In der Praxis ist das alles natürlich noch deutlich komplexer als ich es dargestellt habe. Aber man hat vielleicht zumindest einen kleinen Eindruck davon bekommen, wie all die Diagramme entstehen die momentan unser Leben bestimmen. Ein paar relevante Punkte muss man aber auf jeden Fall noch anmerken. Wenn ich in einer himmelsmechanischen Simulation die Bewegung der Planeten modelliere, dann kann ich mir ziemlich sicher sein, dass die modellierte Zukunft auch genau so eintreffen wird. Die Naturgesetze die die Bewegung der Himmelskörper bestimmen sind bekannt. Und die Himmelskörper halten sich daran, sie können nicht anders. Ein Planet kann sich nicht einfach entscheiden mal aus Spaß an der Freunde irgendwo anders hin zu fliegen. Meine Simulation wird nur dann fehlerhaft sein, wenn ich entweder selbst einen Fehler gemacht habe oder aber wenn ich zu sehr vereinfacht habe. Ich werde zum Beispiel keine brauchbaren Daten über die Bewegung des Mondes bekommen wenn ich nicht auch die Erde in meiner Simulation inkludiere. Ansonsten aber kann ich mich darauf verlassen, dass das eintritt was im Modell passiert. Und wir verlassen uns ja auch darauf: Wenn eine Raumsonde zum Mars fliegt, dann schicken wir sie an einen Ort, an dem der Mars zum Zeitpunkt des Starts noch gar nicht ist. Wir haben im Modell simuliert wo er sein wird, wenn die Sonde landet und die Simulation stimmt so exakt mit der Realität überein, dass die Sonden dann auch genau dort landen wo sie sollen.
Bei den Modellen der Epidemiologen ist das anders. Menschen können sich entscheiden sich plötzlich anders zu verhalten als zuvor! Man kann das vielleicht besser mit Wettervorhersagen vergleichen: Da können wir für ein paar Tage ziemlich genau prognostizieren was passieren wird. Aber weil das ganze so enorm komplex ist, kann sich darüber hinaus alles sehr schnell ändern. Die Grafik die ich ganz zu Beginn gezeigt habe, macht Vorhersagen über einen Zeitraum von mehreren Monaten.

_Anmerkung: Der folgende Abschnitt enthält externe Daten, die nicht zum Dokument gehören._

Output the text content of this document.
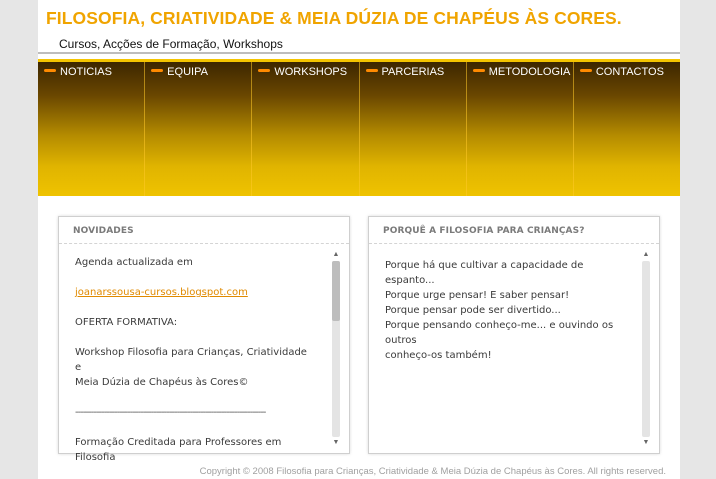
FILOSOFIA, CRIATIVIDADE & MEIA DÚZIA DE CHAPÉUS ÀS CORES.
Cursos, Acções de Formação, Workshops
NOTICIAS	EQUIPA	WORKSHOPS	PARCERIAS	METODOLOGIA CONTACTOS
NOVIDADES

Agenda actualizada em

joanarssousa-cursos.blogspot.com

OFERTA FORMATIVA:

Workshop Filosofia para Crianças, Criatividade e

Meia Dúzia de Chapéus às Cores©

-------------------------------------------------------------------------

Formação Creditada para Professores em Filosofia

▲
▼
PORQUÊ A FILOSOFIA PARA CRIANÇAS?

Porque há que cultivar a capacidade de espanto...

Porque urge pensar! E saber pensar!

Porque pensar pode ser divertido...

Porque pensando conheço-me... e ouvindo os outros

conheço-os também!

▲
▼
Copyright © 2008 Filosofia para Crianças, Criatividade & Meia Dúzia de Chapéus às Cores. All rights reserved.
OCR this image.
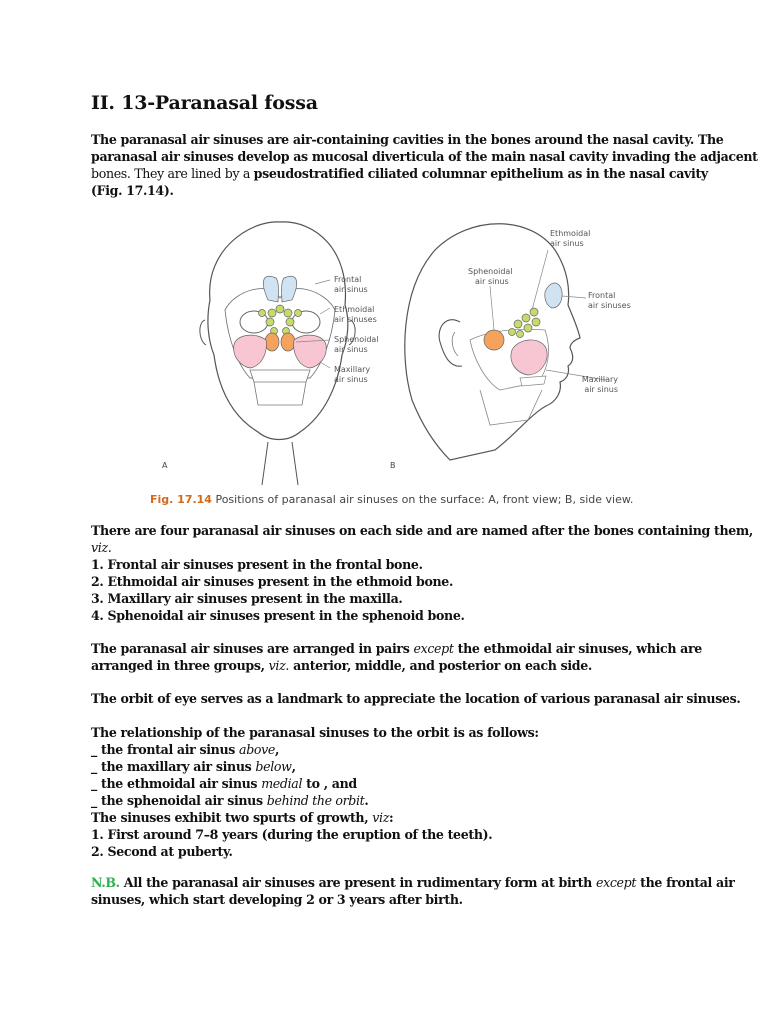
II. 13-Paranasal fossa
The paranasal air sinuses are air-containing cavities in the bones around the nasal cavity. The
paranasal air sinuses develop as mucosal diverticula of the main nasal cavity invading the adjacent
bones. They are lined by a pseudostratified ciliated columnar epithelium as in the nasal cavity
(Fig. 17.14).
Frontal air sinus
Ethmoidal air sinuses
Sphenoidal air sinus
Maxillary air sinus
A
Ethmoidal air sinus
Sphenoidal air sinus
Frontal air sinuses
Maxillary air sinus
B
Fig. 17.14 Positions of paranasal air sinuses on the surface: A, front view; B, side view.
There are four paranasal air sinuses on each side and are named after the bones containing them,
viz.
1. Frontal air sinuses present in the frontal bone.
2. Ethmoidal air sinuses present in the ethmoid bone.
3. Maxillary air sinuses present in the maxilla.
4. Sphenoidal air sinuses present in the sphenoid bone.
The paranasal air sinuses are arranged in pairs except the ethmoidal air sinuses, which are
arranged in three groups, viz. anterior, middle, and posterior on each side.
The orbit of eye serves as a landmark to appreciate the location of various paranasal air sinuses.
The relationship of the paranasal sinuses to the orbit is as follows:
_ the frontal air sinus above,
_ the maxillary air sinus below,
_ the ethmoidal air sinus medial to , and
_ the sphenoidal air sinus behind the orbit.
The sinuses exhibit two spurts of growth, viz:
1. First around 7–8 years (during the eruption of the teeth).
2. Second at puberty.
N.B. All the paranasal air sinuses are present in rudimentary form at birth except the frontal air
sinuses, which start developing 2 or 3 years after birth.
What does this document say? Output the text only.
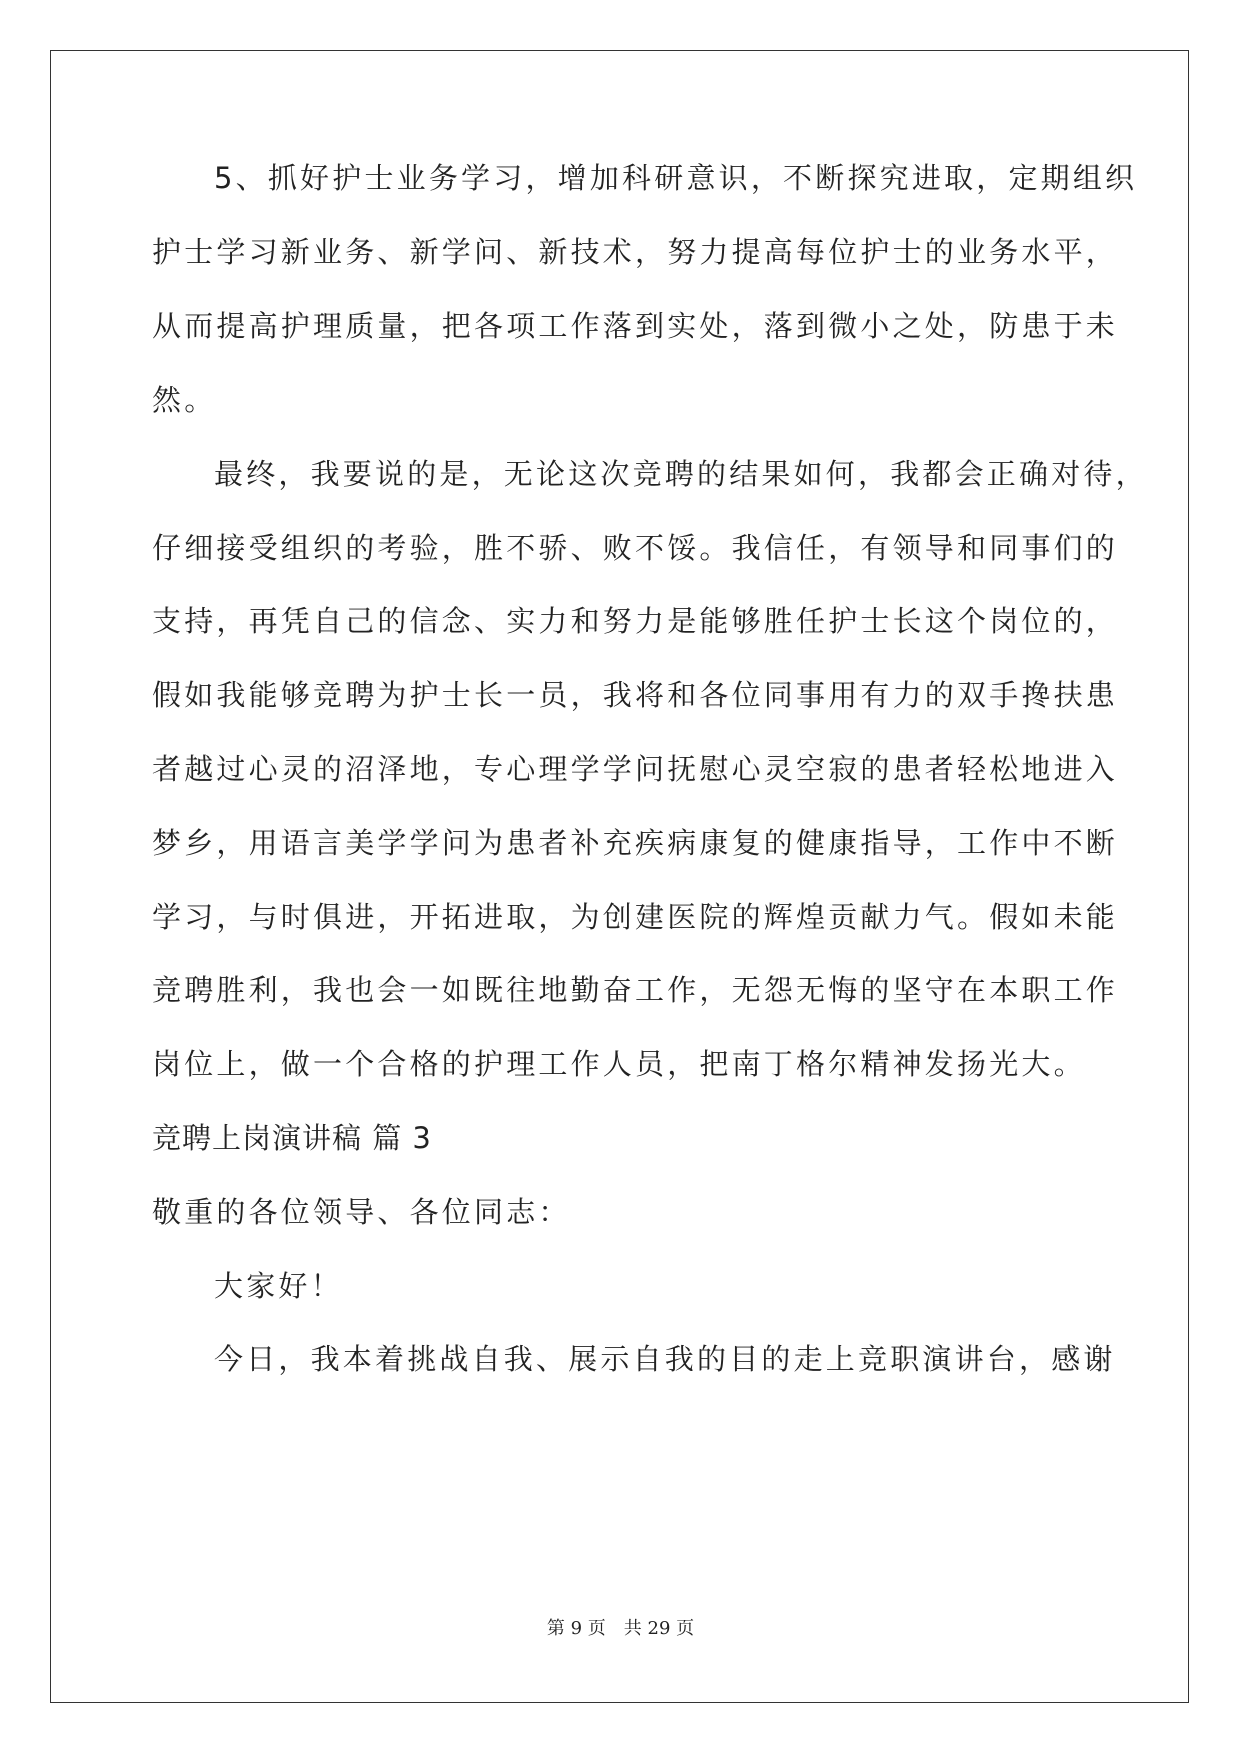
5、抓好护士业务学习，增加科研意识，不断探究进取，定期组织
护士学习新业务、新学问、新技术，努力提高每位护士的业务水平，
从而提高护理质量，把各项工作落到实处，落到微小之处，防患于未
然。
最终，我要说的是，无论这次竞聘的结果如何，我都会正确对待，
仔细接受组织的考验，胜不骄、败不馁。我信任，有领导和同事们的
支持，再凭自己的信念、实力和努力是能够胜任护士长这个岗位的，
假如我能够竞聘为护士长一员，我将和各位同事用有力的双手搀扶患
者越过心灵的沼泽地，专心理学学问抚慰心灵空寂的患者轻松地进入
梦乡，用语言美学学问为患者补充疾病康复的健康指导，工作中不断
学习，与时俱进，开拓进取，为创建医院的辉煌贡献力气。假如未能
竞聘胜利，我也会一如既往地勤奋工作，无怨无悔的坚守在本职工作
岗位上，做一个合格的护理工作人员，把南丁格尔精神发扬光大。
竞聘上岗演讲稿 篇 3
敬重的各位领导、各位同志：
大家好！
今日，我本着挑战自我、展示自我的目的走上竞职演讲台，感谢
第 9 页　共 29 页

Deren Gültigkeit hängt erstens von den vorhandenen Daten ab: Wie lang ist die Inkubationszeit, wie groß die Ansteckungsrate, wie hoch die Sterblichkeit, und so weiter. Das sind Daten, die wir derzeit noch nicht exakt kennen; wir erfoschen die Covid-19-Pandemie ja immer noch und die Parameter auf denen die Simulation basiert ändern sich. Zweitens kommt es aber auch auf die Menschen an. Wenn die sich plötzlich anders verhalten, weil sie zum Beispiel verständlicherweise keine Lust mehr haben zuhause zu hocken, dann sind auch die entsprechenden Prognosen hinfällig.
Die mathematischen Modelle und Computersimulationen zur Ausbreitung der Covid-19-Pandemie werden uns in den nächsten Monaten mit Sicherheit begleiten. Sie werden uns dabei helfen, die Übersicht in der Krise zu behalten. Wann sie zu Ende sein wird, können sie zwar vorhersagen aber nur bedingt. Denn am Ende liegt es an uns selbst, wie schnell die Sache durchgestanden ist. Und natürlich an diesem fiesen kleinen Virus! Blödes Ding!